Farmer to fight for compensation
RALPH Mayer has vowed to fight on, despite his claim for compensation from the Somerset Regional Council being dismissed.
The Crossdale farmer had taken the council to court claiming Somerset mayor Graeme Lehmann had promised to repay him after he hired a contractor to repair a council road during the flood.
However, the claim was dismissed by the court after the defence lawyers cited a law stating the mayor couldn't executively act without his council's backing, according to Mr Mayer.
Despite the loss in the Toogoolawah Magistrates Court, Mr Mayer said he was investigating continuing legal action.
"I'm left with a bill for $60,000 now," he said.
"I don't think many politicians realise that this law that came in in the 1890s still stands.
"I do intend to continue this matter, definitely."
According to Mr Mayer the council's defence left the court with no option but to dismiss the case.
He said the law left the mayor with very little individual power.

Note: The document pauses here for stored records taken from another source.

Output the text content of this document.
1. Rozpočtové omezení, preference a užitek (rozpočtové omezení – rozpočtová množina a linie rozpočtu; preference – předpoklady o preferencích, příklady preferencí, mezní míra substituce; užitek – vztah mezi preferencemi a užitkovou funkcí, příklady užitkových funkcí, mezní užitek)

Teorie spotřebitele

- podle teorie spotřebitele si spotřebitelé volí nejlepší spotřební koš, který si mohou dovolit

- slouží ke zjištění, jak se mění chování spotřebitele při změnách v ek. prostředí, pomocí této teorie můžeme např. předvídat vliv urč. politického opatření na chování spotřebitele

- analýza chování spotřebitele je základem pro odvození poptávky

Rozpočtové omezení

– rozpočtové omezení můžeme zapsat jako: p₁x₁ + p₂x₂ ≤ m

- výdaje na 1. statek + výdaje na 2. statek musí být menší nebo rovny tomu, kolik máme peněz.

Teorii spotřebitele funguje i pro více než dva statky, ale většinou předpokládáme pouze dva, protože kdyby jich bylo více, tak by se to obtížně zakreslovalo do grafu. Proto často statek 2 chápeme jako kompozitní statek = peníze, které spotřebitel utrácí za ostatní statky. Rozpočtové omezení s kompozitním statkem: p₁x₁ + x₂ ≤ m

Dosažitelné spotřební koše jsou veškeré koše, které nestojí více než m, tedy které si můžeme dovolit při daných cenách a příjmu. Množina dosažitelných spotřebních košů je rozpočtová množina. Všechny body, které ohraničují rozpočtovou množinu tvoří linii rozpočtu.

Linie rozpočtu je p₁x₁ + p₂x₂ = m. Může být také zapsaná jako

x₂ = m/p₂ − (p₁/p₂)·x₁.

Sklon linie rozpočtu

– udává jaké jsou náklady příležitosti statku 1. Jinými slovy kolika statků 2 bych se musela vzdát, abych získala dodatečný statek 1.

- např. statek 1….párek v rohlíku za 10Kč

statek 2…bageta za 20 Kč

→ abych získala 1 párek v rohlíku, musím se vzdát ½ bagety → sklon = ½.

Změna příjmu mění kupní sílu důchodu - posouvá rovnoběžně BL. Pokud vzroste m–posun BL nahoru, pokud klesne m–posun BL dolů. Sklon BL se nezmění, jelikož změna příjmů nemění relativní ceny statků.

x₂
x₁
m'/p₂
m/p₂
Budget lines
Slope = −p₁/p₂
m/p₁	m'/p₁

"As someone else said to me, according to this law a mayor might be good for cutting ribbons or opening libraries but apparently they don't have the power to do much else."

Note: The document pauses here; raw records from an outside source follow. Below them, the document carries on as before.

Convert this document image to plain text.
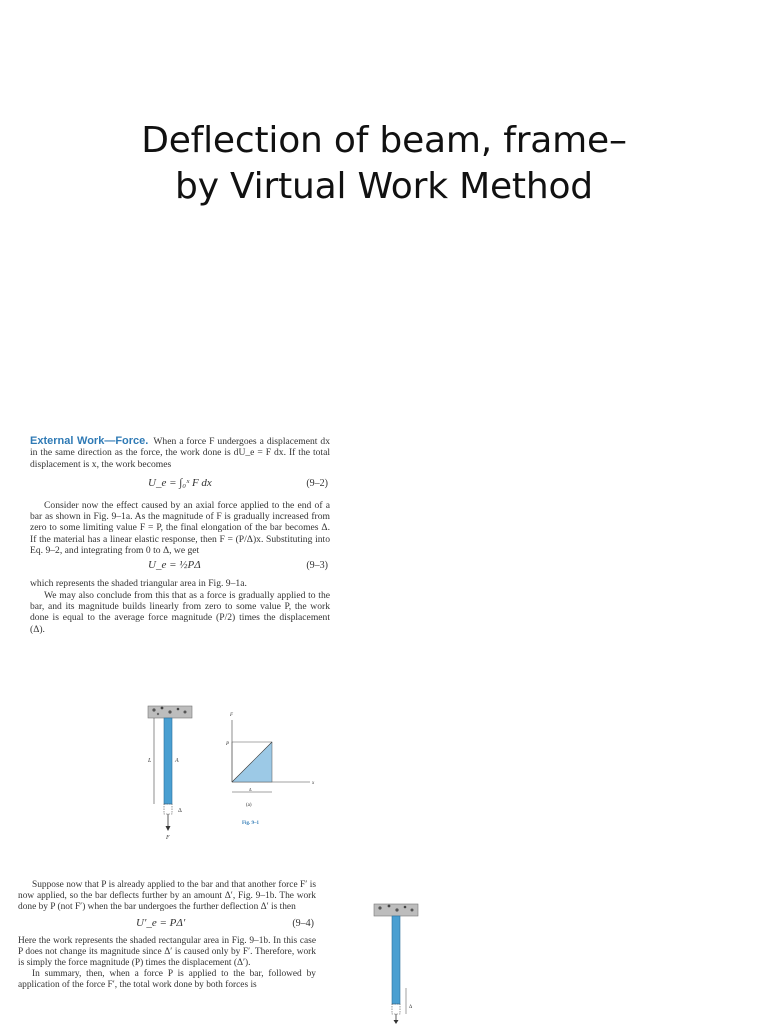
Deflection of beam, frame–
by Virtual Work Method

External Work—Force. When a force F undergoes a displacement dx in the same direction as the force, the work done is dU_e = F dx. If the total displacement is x, the work becomes

U_e = ∫₀ˣ F dx	(9–2)

Consider now the effect caused by an axial force applied to the end of a bar as shown in Fig. 9–1a. As the magnitude of F is gradually increased from zero to some limiting value F = P, the final elongation of the bar becomes Δ. If the material has a linear elastic response, then F = (P/Δ)x. Substituting into Eq. 9–2, and integrating from 0 to Δ, we get

U_e = ½PΔ	(9–3)

which represents the shaded triangular area in Fig. 9–1a.

We may also conclude from this that as a force is gradually applied to the bar, and its magnitude builds linearly from zero to some value P, the work done is equal to the average force magnitude (P/2) times the displacement (Δ).

L	A
Δ
F
F
P
x
Δ
(a)
Fig. 9–1

Suppose now that P is already applied to the bar and that another force F′ is now applied, so the bar deflects further by an amount Δ′, Fig. 9–1b. The work done by P (not F′) when the bar undergoes the further deflection Δ′ is then

U′_e = PΔ′	(9–4)

Here the work represents the shaded rectangular area in Fig. 9–1b. In this case P does not change its magnitude since Δ′ is caused only by F′. Therefore, work is simply the force magnitude (P) times the displacement (Δ′).

In summary, then, when a force P is applied to the bar, followed by application of the force F′, the total work done by both forces is

Δ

Cr Lehmann, who was in Canberra yesterday, said he was yet to see the final report from the case but was glad the case had been finalised in the council's favour.
Somerset CEO Bob Bain said the council was glad to see the case finished.
He said the court's decision justified the council's position that Mr Mayer was not entitled to compensation for repairing Coogan Rd North at Crossdale.
"It has to be said that we didn't take him on, he took us on," he said.
"We made an offer to the plaintiff to settle this matter beforehand and that was rejected by the plaintiff, who decided to take it to court."
Mr Bain said the mayor wasn't able to authorise the repair and payment of the road under the Local Government Act.
"You'll find that no mayor in Queensland would have the authority to act without backing as part of the Local Government Act," he said.
Mr Bain said the court ruled Mr Mayer was to pay the legal fees of the council.